İşler Buket, Kaya Şükrü Mustafa, Kılıç Fahreddin Raşit
Department of Software Engineering, Istanbul Topkapi University, Istanbul 34087, Türkiye.
Department of Computer Technologies, Istanbul Aydin University, Istanbul 34295, Türkiye.
Sensors (Basel). 2025 Jun 30;25(13):4070. doi: 10.3390/s25134070.

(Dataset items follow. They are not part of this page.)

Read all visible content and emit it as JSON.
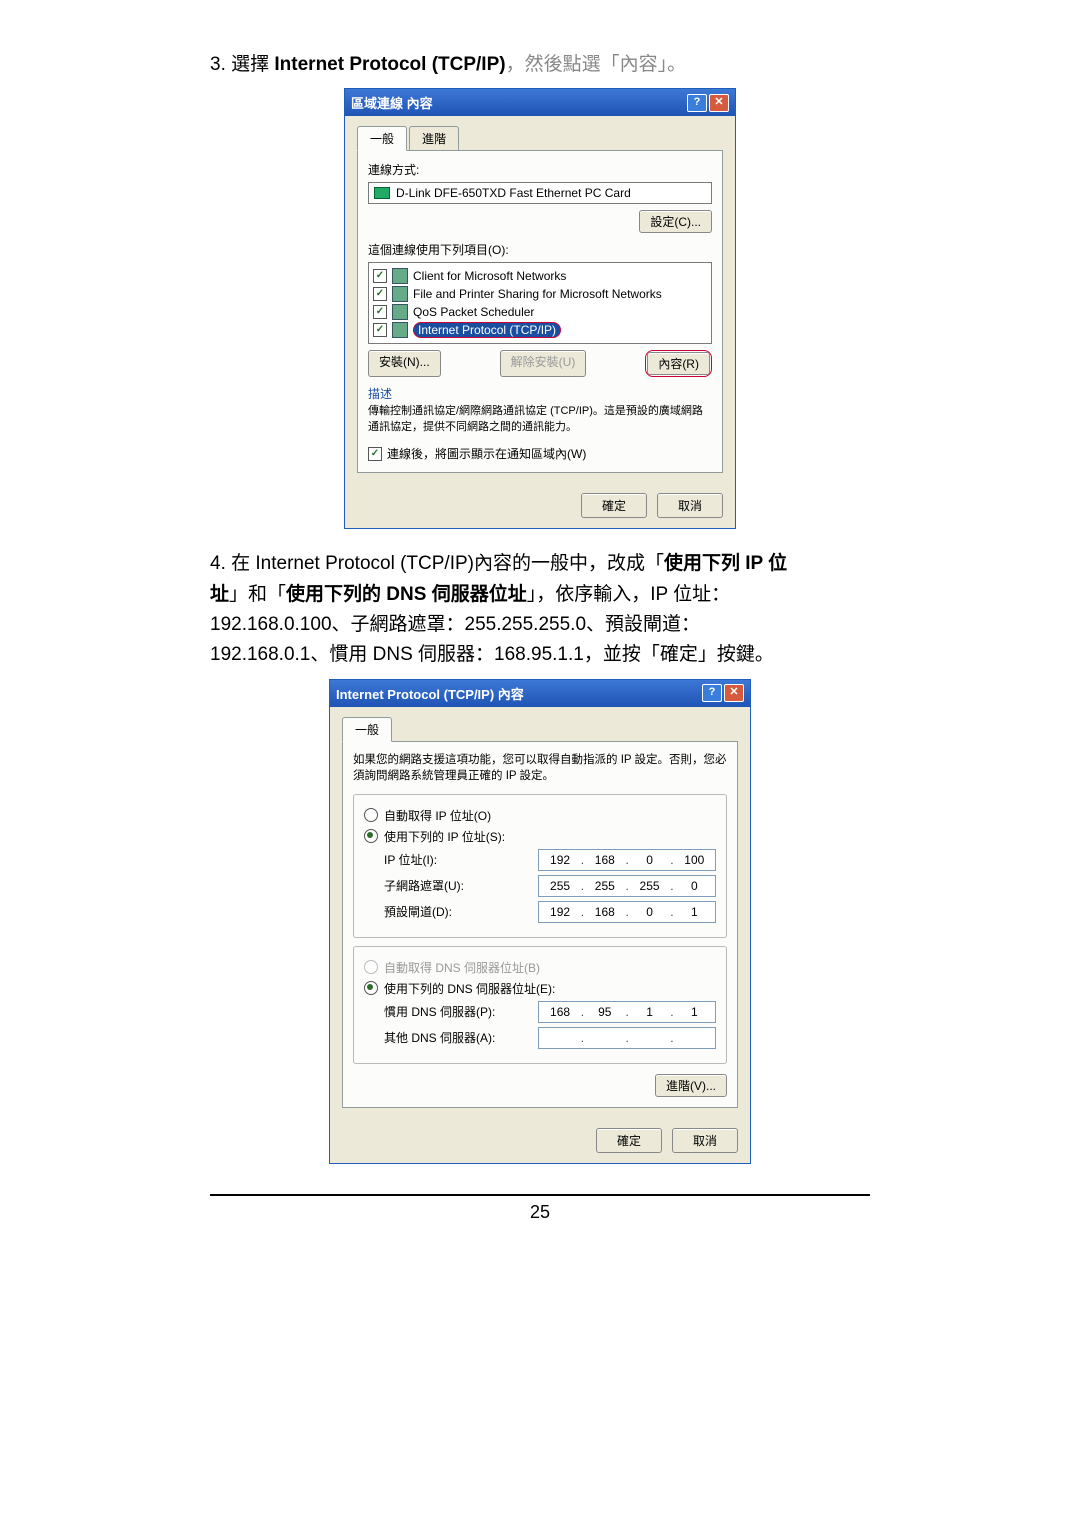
{
  "step3": {
    "prefix": "3. 選擇 ",
    "bold": "Internet Protocol (TCP/IP)",
    "suffix_gray": "，然後點選「內容」。"
  },
  "dlg1": {
    "title": "區域連線 內容",
    "tab_general": "一般",
    "tab_advanced": "進階",
    "conn_method_label": "連線方式:",
    "adapter": "D-Link DFE-650TXD Fast Ethernet PC Card",
    "configure_btn": "設定(C)...",
    "uses_items_label": "這個連線使用下列項目(O):",
    "items": [
      "Client for Microsoft Networks",
      "File and Printer Sharing for Microsoft Networks",
      "QoS Packet Scheduler",
      "Internet Protocol (TCP/IP)"
    ],
    "install_btn": "安裝(N)...",
    "uninstall_btn": "解除安裝(U)",
    "properties_btn": "內容(R)",
    "desc_title": "描述",
    "desc_text": "傳輸控制通訊協定/網際網路通訊協定 (TCP/IP)。這是預設的廣域網路通訊協定，提供不同網路之間的通訊能力。",
    "show_icon": "連線後，將圖示顯示在通知區域內(W)",
    "ok": "確定",
    "cancel": "取消"
  },
  "step4": {
    "line1_prefix": "4. 在 Internet Protocol (TCP/IP)內容的一般中，改成「",
    "line1_bold1": "使用下列 IP 位",
    "line2_bold_cont": "址",
    "line2_mid": "」和「",
    "line2_bold2": "使用下列的 DNS 伺服器位址",
    "line2_suffix": "」，依序輸入，IP 位址：",
    "line3": "192.168.0.100、子網路遮罩：255.255.255.0、預設閘道：",
    "line4": "192.168.0.1、慣用 DNS 伺服器：168.95.1.1，並按「確定」按鍵。"
  },
  "dlg2": {
    "title": "Internet Protocol (TCP/IP) 內容",
    "tab_general": "一般",
    "note": "如果您的網路支援這項功能，您可以取得自動指派的 IP 設定。否則，您必須詢問網路系統管理員正確的 IP 設定。",
    "auto_ip": "自動取得 IP 位址(O)",
    "use_ip": "使用下列的 IP 位址(S):",
    "ip_label": "IP 位址(I):",
    "ip_value": [
      "192",
      "168",
      "0",
      "100"
    ],
    "mask_label": "子網路遮罩(U):",
    "mask_value": [
      "255",
      "255",
      "255",
      "0"
    ],
    "gw_label": "預設閘道(D):",
    "gw_value": [
      "192",
      "168",
      "0",
      "1"
    ],
    "auto_dns": "自動取得 DNS 伺服器位址(B)",
    "use_dns": "使用下列的 DNS 伺服器位址(E):",
    "dns1_label": "慣用 DNS 伺服器(P):",
    "dns1_value": [
      "168",
      "95",
      "1",
      "1"
    ],
    "dns2_label": "其他 DNS 伺服器(A):",
    "dns2_value": [
      "",
      "",
      "",
      ""
    ],
    "adv_btn": "進階(V)...",
    "ok": "確定",
    "cancel": "取消"
  },
  "page_number": "25"
}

Temperature forecasting is critical for public safety, environmental risk management, and energy conservation. However, reliable forecasting becomes challenging in regions where governmental institutions lack adequate measurement infrastructure. To address this limitation, the present study aims to improve temperature forecasting by collecting temperature, pressure, and humidity data through IoT sensor networks. The study further seeks to identify the most effective method for the real-time processing of large-scale datasets generated by sensor measurements and to ensure data reliability. The collected data were pre-processed using Discrete Wavelet Transform (DWT) to extract essential features and reduce noise. Subsequently, three wavelet-processed deep-learning models were employed: Wavelet-processed Artificial Neural Networks (W-ANN), Wavelet-processed Long Short-Term Memory Networks (W-LSTM), and Wavelet-processed Bidirectional Long Short-Term Memory Networks (W-BiLSTM). Among these, the W-BiLSTM model yielded the highest performance, achieving a test accuracy of 97% and a Mean Absolute Percentage Error (MAPE) of 2%. It significantly outperformed the W-LSTM and W-ANN models in predictive accuracy. Forecasts were validated using data obtained from the Turkish State Meteorological Service (TSMS), yielding a 94% concordance, thereby confirming the robustness of the proposed approach. The findings demonstrate that the W-BiLSTM-based model enables reliable temperature forecasting, even in regions with insufficient governmental measurement infrastructure. Accordingly, this approach holds considerable potential for supporting data-driven decision-making in environmental risk management and energy conservation.
温度预测对于公共安全、环境风险管理和节能至关重要。然而,在政府机构缺乏足够测量基础设施的地区,可靠的预测变得具有挑战性。为了解决这一限制,本研究旨在通过物联网传感器网络收集温度、压力和湿度数据来改进温度预测。该研究还试图确定实时处理传感器测量生成的大规模数据集的最有效方法,并确保数据可靠性。收集到的数据使用离散小波变换(DWT)进行预处理,以提取基本特征并减少噪声。随后,采用了三种经过小波处理的深度学习模型:小波处理人工神经网络(W-ANN)、小波处理长短期记忆网络(W-LSTM)和小波处理双向长短期记忆网络(W-BiLSTM)。其中,W-BiLSTM模型表现最佳,测试准确率达到97%,平均绝对百分比误差(MAPE)为2%。在预测准确性方面,它显著优于W-LSTM和W-ANN模型。使用从土耳其国家气象服务局(TSMS)获得的数据对预测进行了验证,一致性达到94%,从而证实了所提方法的稳健性。研究结果表明,基于W-BiLSTM的模型即使在政府测量基础设施不足的地区也能实现可靠的温度预测。因此,这种方法在支持环境风险管理和节能中数据驱动的决策方面具有相当大的潜力。